The key brain regions we identified appeared to be associated with poor cognitive performance. Although the corona radiata and internal capsule are most susceptible to microvascular injury, their microstructural integrity is believed to be related to cognitive function. Patients with AD exhibit reduced integrity in the corona radiata, internal capsule, and insular white matter. The anterior insula is highly susceptible to pathological aggregation and contains a range of pathological protein deposits. Our findings of ICA sites suggest an accelerated decline in brain connectivity and network integrity in AD, with the default mode network being the most affected. We causally linked these phenotypes to AD or sleep, thereby establishing a chain of causal mechanisms.

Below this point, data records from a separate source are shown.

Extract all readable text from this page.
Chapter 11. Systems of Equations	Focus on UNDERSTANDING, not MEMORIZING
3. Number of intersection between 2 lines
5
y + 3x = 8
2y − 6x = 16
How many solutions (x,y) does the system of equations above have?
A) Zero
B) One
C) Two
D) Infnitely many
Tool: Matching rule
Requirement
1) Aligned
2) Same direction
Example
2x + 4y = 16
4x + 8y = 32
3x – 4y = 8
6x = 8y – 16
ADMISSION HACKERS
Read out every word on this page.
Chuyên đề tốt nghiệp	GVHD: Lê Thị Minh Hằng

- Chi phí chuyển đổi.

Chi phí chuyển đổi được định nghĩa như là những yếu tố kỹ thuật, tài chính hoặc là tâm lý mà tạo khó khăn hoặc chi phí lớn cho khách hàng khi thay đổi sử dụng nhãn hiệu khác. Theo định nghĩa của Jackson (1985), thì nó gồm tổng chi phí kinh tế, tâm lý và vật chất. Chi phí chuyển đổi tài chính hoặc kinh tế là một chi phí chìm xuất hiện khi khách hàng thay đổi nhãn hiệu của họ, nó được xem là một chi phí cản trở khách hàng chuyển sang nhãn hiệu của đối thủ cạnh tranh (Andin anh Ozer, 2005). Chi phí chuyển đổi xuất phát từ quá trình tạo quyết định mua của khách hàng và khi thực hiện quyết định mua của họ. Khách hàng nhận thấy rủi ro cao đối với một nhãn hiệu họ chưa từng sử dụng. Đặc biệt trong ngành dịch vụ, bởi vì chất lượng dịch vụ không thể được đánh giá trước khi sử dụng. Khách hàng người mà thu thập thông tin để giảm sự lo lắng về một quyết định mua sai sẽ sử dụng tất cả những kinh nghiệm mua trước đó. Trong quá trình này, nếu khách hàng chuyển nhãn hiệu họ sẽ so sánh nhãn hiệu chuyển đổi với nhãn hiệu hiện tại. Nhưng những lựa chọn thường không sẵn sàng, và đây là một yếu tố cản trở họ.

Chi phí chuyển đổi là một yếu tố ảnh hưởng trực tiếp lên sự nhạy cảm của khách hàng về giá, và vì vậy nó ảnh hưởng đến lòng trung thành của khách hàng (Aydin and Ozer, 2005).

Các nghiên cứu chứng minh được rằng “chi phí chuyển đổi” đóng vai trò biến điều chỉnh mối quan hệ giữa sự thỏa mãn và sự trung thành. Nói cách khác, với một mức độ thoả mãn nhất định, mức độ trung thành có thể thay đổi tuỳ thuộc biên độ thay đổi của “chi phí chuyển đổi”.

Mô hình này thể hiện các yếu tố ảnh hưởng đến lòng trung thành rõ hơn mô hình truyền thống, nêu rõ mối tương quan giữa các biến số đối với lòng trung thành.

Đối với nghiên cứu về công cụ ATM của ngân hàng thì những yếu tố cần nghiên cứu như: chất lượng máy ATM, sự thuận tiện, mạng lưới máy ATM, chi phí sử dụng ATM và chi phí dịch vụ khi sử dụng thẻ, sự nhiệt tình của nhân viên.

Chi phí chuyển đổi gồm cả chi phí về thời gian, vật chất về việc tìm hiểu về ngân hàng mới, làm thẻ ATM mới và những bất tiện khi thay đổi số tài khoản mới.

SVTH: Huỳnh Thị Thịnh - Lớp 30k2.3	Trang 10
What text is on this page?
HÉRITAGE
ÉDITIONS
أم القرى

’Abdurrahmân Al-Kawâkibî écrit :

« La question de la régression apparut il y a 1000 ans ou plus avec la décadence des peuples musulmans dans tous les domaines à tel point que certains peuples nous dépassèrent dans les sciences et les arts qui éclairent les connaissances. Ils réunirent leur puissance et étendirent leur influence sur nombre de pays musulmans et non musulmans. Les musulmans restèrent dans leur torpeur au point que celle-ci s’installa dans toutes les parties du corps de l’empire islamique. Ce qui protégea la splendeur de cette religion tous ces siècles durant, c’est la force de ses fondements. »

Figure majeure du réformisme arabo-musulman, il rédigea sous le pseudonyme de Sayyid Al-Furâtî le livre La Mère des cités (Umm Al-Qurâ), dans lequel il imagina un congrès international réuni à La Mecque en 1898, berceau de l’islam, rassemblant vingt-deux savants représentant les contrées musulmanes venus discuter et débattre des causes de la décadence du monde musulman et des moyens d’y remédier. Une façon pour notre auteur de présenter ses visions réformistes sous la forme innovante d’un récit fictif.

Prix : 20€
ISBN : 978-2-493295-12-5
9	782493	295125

Beyond the key loci identified through mediation analysis, MR identified genetically causal but non-significant mediators distributed across hippocampal-thalamic memory-attention circuits, higher-order cortices, and interhemispheric fiber connections, suggesting that chronotype influences AD risk through brain phenotype remodeling.

This study leveraged MR and mediation analyses, but has limitations. The multifactorial nature of AD implies that MR results are influenced by environmental and behavioral factors, complicating SNP-confounding relationships. Confounders may obstruct mediation measurement, necessitating clinical or experimental validation of mediators that fail product tests. Replication across cohorts increased the risk of weak instruments and pleiotropic bias, although no outliers were detected. Unexplained negative mediating effects require real-world explanations to enhance credibility.

Preliminary findings highlight the gut–brain axis's role in chronotype-AD interactions via three pathways (Supplementary Figure S4): (1) chronotype directly increases AD risk by reducing white matter integrity in the right posterior corona radiata; (2) Butyricicoccus abundance fully mediates chronotype-induced rfMRI connectivity changes, differentially affecting AD risk; (3) Chronotype-altered microbiota (Butyricicoccus and Ruminococcus gnavus) influence AD risk by modifying structural and functional connectivity of specific brain regions. Furthermore, gut microbiota intervention studies in animal models, transgenic mouse MRI, and in vitro experiments co-culture experiments with gut microbiota and neuronal cells are feasible approaches.